In Dunlop’s previously reported reference to Ben Powell (at page 49), he wrote:
..…”We discovered an angle protruding from their main line towards the right of the battalion, which brought a four gun battery with its infantry supports placed there for the defense of the salient, barely within reach of our long range rifles. And to these Ben Powell with his “Whitworth” and a few files on the right paid their respects. Presently an officer of rank with his staff approached the salient, and adjusting his field glasses began to take observations of the front. A few shots only had been fired at the group, when the ringing peal of Powell’s “Whitworth” was heard some distance to the right; the officer was seen to stagger and fall; and the brilliant career of that gallant and distinguished soldier, Maj. Gen. Sedgwick , commandant of the fifth Federal army corps, was closed and closed forever. Powell reported at once that he had killed a Federal general, but we knew not his name or rank until it came out a few days later in the Northern papers, announcing that Gen. Sedgwick had been killed by a Confederate sharpshooter; which fact, so published at the time, has gone into history, but the name of “the man behind the gun” has never before been mentioned.”…..

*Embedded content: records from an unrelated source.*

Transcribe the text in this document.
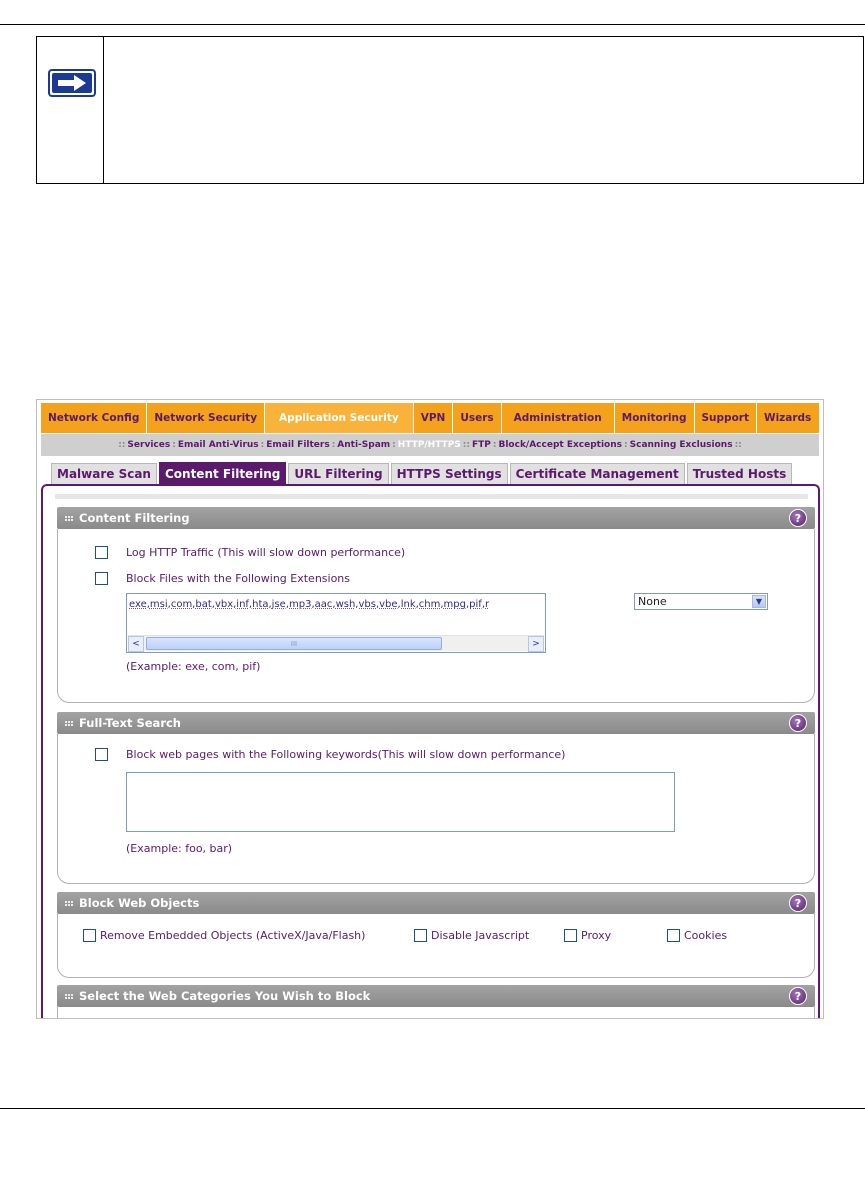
Network Config	Network Security	Application Security	VPN	Users	Administration	Monitoring	Support	Wizards
:: Services : Email Anti-Virus : Email Filters : Anti-Spam : HTTP/HTTPS :: FTP : Block/Accept Exceptions : Scanning Exclusions ::
Malware Scan	Content Filtering	URL Filtering	HTTPS Settings	Certificate Management	Trusted Hosts
Content Filtering	?
Log HTTP Traffic (This will slow down performance)
Block Files with the Following Extensions
exe,msi,com,bat,vbx,inf,hta,jse,mp3,aac,wsh,vbs,vbe,lnk,chm,mpg,pif,r
<	III	>
None	▼
(Example: exe, com, pif)
Full-Text Search	?
Block web pages with the Following keywords(This will slow down performance)
(Example: foo, bar)
Block Web Objects	?
Remove Embedded Objects (ActiveX/Java/Flash)	Disable Javascript	Proxy	Cookies
Select the Web Categories You Wish to Block	?
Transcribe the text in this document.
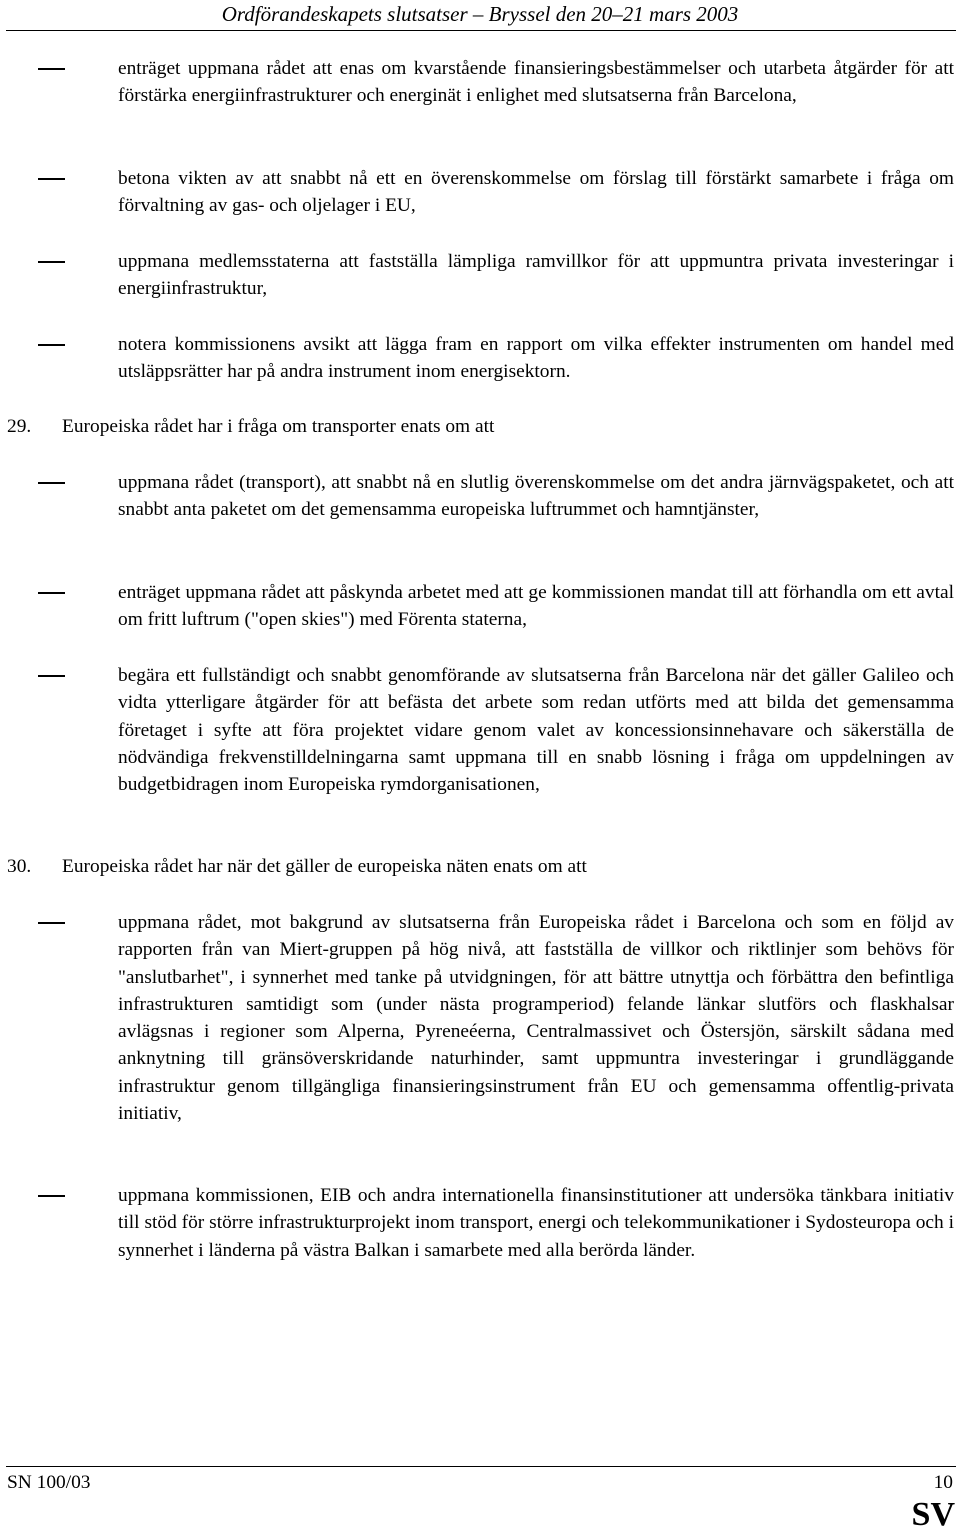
Ordförandeskapets slutsatser – Bryssel den 20–21 mars 2003
enträget uppmana rådet att enas om kvarstående finansieringsbestämmelser och utarbeta åtgärder för att förstärka energiinfrastrukturer och energinät i enlighet med slutsatserna från Barcelona,
betona vikten av att snabbt nå ett en överenskommelse om förslag till förstärkt samarbete i fråga om förvaltning av gas- och oljelager i EU,
uppmana medlemsstaterna att fastställa lämpliga ramvillkor för att uppmuntra privata investeringar i energiinfrastruktur,
notera kommissionens avsikt att lägga fram en rapport om vilka effekter instrumenten om handel med utsläppsrätter har på andra instrument inom energisektorn.
29. Europeiska rådet har i fråga om transporter enats om att
uppmana rådet (transport), att snabbt nå en slutlig överenskommelse om det andra järnvägspaketet, och att snabbt anta paketet om det gemensamma europeiska luftrummet och hamntjänster,
enträget uppmana rådet att påskynda arbetet med att ge kommissionen mandat till att förhandla om ett avtal om fritt luftrum ("open skies") med Förenta staterna,
begära ett fullständigt och snabbt genomförande av slutsatserna från Barcelona när det gäller Galileo och vidta ytterligare åtgärder för att befästa det arbete som redan utförts med att bilda det gemensamma företaget i syfte att föra projektet vidare genom valet av koncessionsinnehavare och säkerställa de nödvändiga frekvenstilldelningarna samt uppmana till en snabb lösning i fråga om uppdelningen av budgetbidragen inom Europeiska rymdorganisationen,
30. Europeiska rådet har när det gäller de europeiska näten enats om att
uppmana rådet, mot bakgrund av slutsatserna från Europeiska rådet i Barcelona och som en följd av rapporten från van Miert-gruppen på hög nivå, att fastställa de villkor och riktlinjer som behövs för "anslutbarhet", i synnerhet med tanke på utvidgningen, för att bättre utnyttja och förbättra den befintliga infrastrukturen samtidigt som (under nästa programperiod) felande länkar slutförs och flaskhalsar avlägsnas i regioner som Alperna, Pyreneéerna, Centralmassivet och Östersjön, särskilt sådana med anknytning till gränsöverskridande naturhinder, samt uppmuntra investeringar i grundläggande infrastruktur genom tillgängliga finansieringsinstrument från EU och gemensamma offentlig-privata initiativ,
uppmana kommissionen, EIB och andra internationella finansinstitutioner att undersöka tänkbara initiativ till stöd för större infrastrukturprojekt inom transport, energi och telekommunikationer i Sydosteuropa och i synnerhet i länderna på västra Balkan i samarbete med alla berörda länder.
SN 100/03	10
SV
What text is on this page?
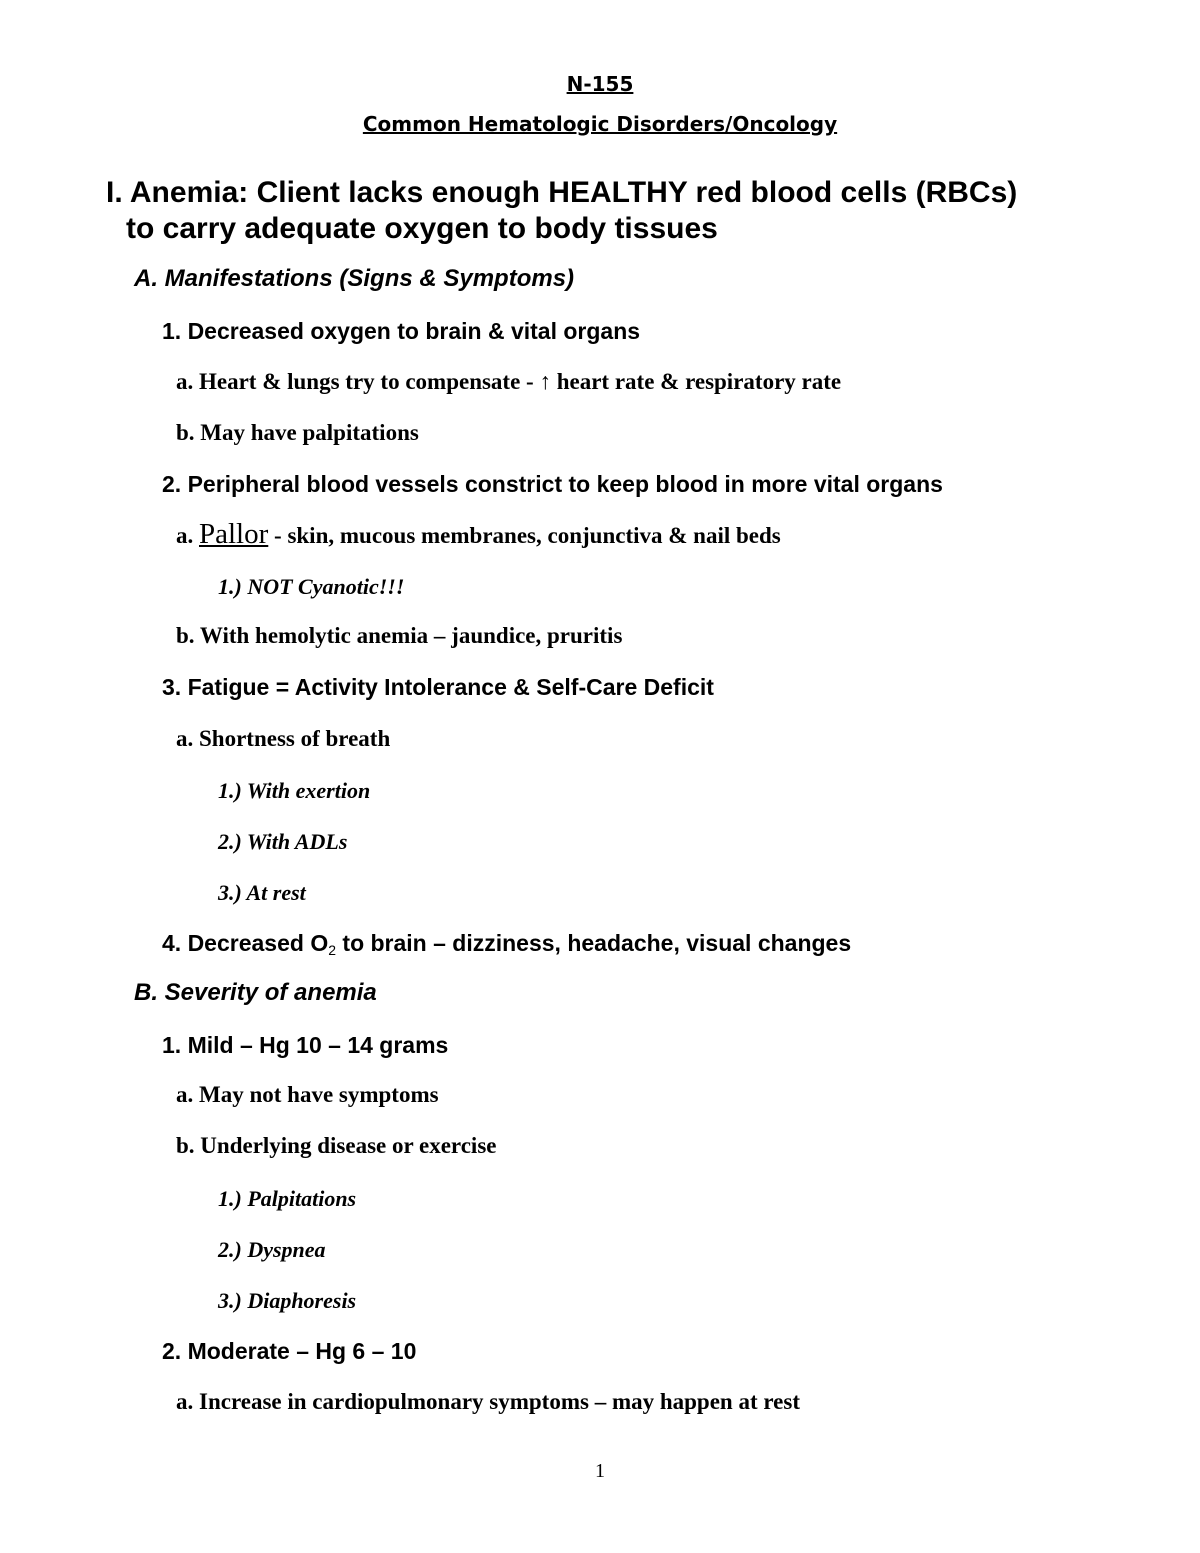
N-155
Common Hematologic Disorders/Oncology
I. Anemia: Client lacks enough HEALTHY red blood cells (RBCs)
to carry adequate oxygen to body tissues
A. Manifestations (Signs & Symptoms)
1. Decreased oxygen to brain & vital organs
a. Heart & lungs try to compensate - ↑ heart rate & respiratory rate
b. May have palpitations
2. Peripheral blood vessels constrict to keep blood in more vital organs
a. Pallor - skin, mucous membranes, conjunctiva & nail beds
1.) NOT Cyanotic!!!
b. With hemolytic anemia – jaundice, pruritis
3. Fatigue = Activity Intolerance & Self-Care Deficit
a. Shortness of breath
1.) With exertion
2.) With ADLs
3.) At rest
4. Decreased $O_2$ to brain – dizziness, headache, visual changes
B. Severity of anemia
1. Mild – Hg 10 – 14 grams
a. May not have symptoms
b. Underlying disease or exercise
1.) Palpitations
2.) Dyspnea
3.) Diaphoresis
2. Moderate – Hg 6 – 10
a. Increase in cardiopulmonary symptoms – may happen at rest
1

We can dissect Dunlop’s description above to learn the following:
- the shots were at long range;
- multiple shots was made by both Ben Powell (with his whitworth) and rank soldiers;
- the shot target was a high ranking officer, among a group, approaching an artillery
battery placed in a salient (no mention of whether or not he was mounted);
- the shot officer was making observations with his field glasses at the relevant time;
- the distinctive loud sound of Powell’s whitworth being fired was heard some
distance away at the relevant time;
- Powell reported soon after his shot that he killed a Federal general (unidentified);
- Northern newspapers, a few days later, reported that Sedgwick was killed by an
unknown Confederate sharpshooter.
This information does not provide much support for Powell’s later assertion that he shot Sedgwick. The described officer killed was probably not Sedgwick. Sedgwick was known to be standing shouting orders, not making observations through field glasses, at the relevant time. There were also various shots concurrently made, including Powell’s whitworth, at the time at whomever was the target.
In Benson’s previously cited biography, it was written (at page 68),
…..”This day Ben Powell came in from sharpshooting and told us he had killed (or wounded) a Yankee officer. He had fired at long range at a group of horseman whom he recognized as officers. At his shot, one fell from his horse, and the others dismounted and bore him away. That night the enemy’s pickets called over to ours that Major General Sedgwick, commanding the 6
th corps, was killed that day by a sharpshooter.”…..
Obviously this account is pure hearsay, and carries little evidential weight. If this recollection is accepted as accurate, the reference to the target being a mounted officer eliminates entirely the possibility that this was the shot that killed Sedgwick (he was on foot at the time).
Because neither of these witness accounts, including Powell’s own, could identify who was shot at the time, it is very tempting and convenient for them to form the conclusion that it was Sedgwick, after learning later he was killed that same day. It seems Powell, who post-war was reputedly an honest person of good character, came to believe this upon acquiring this knowledge afterwards (hence the claim about his rifle in the letter to his wife after the war).
I am prepared to accept, on the basis of this information, that it’s less likely (without ruling out entirely) Ben Powell shot Sedgwick. I think the other suspected whitworth shooters need to be investigated further to look for an answer.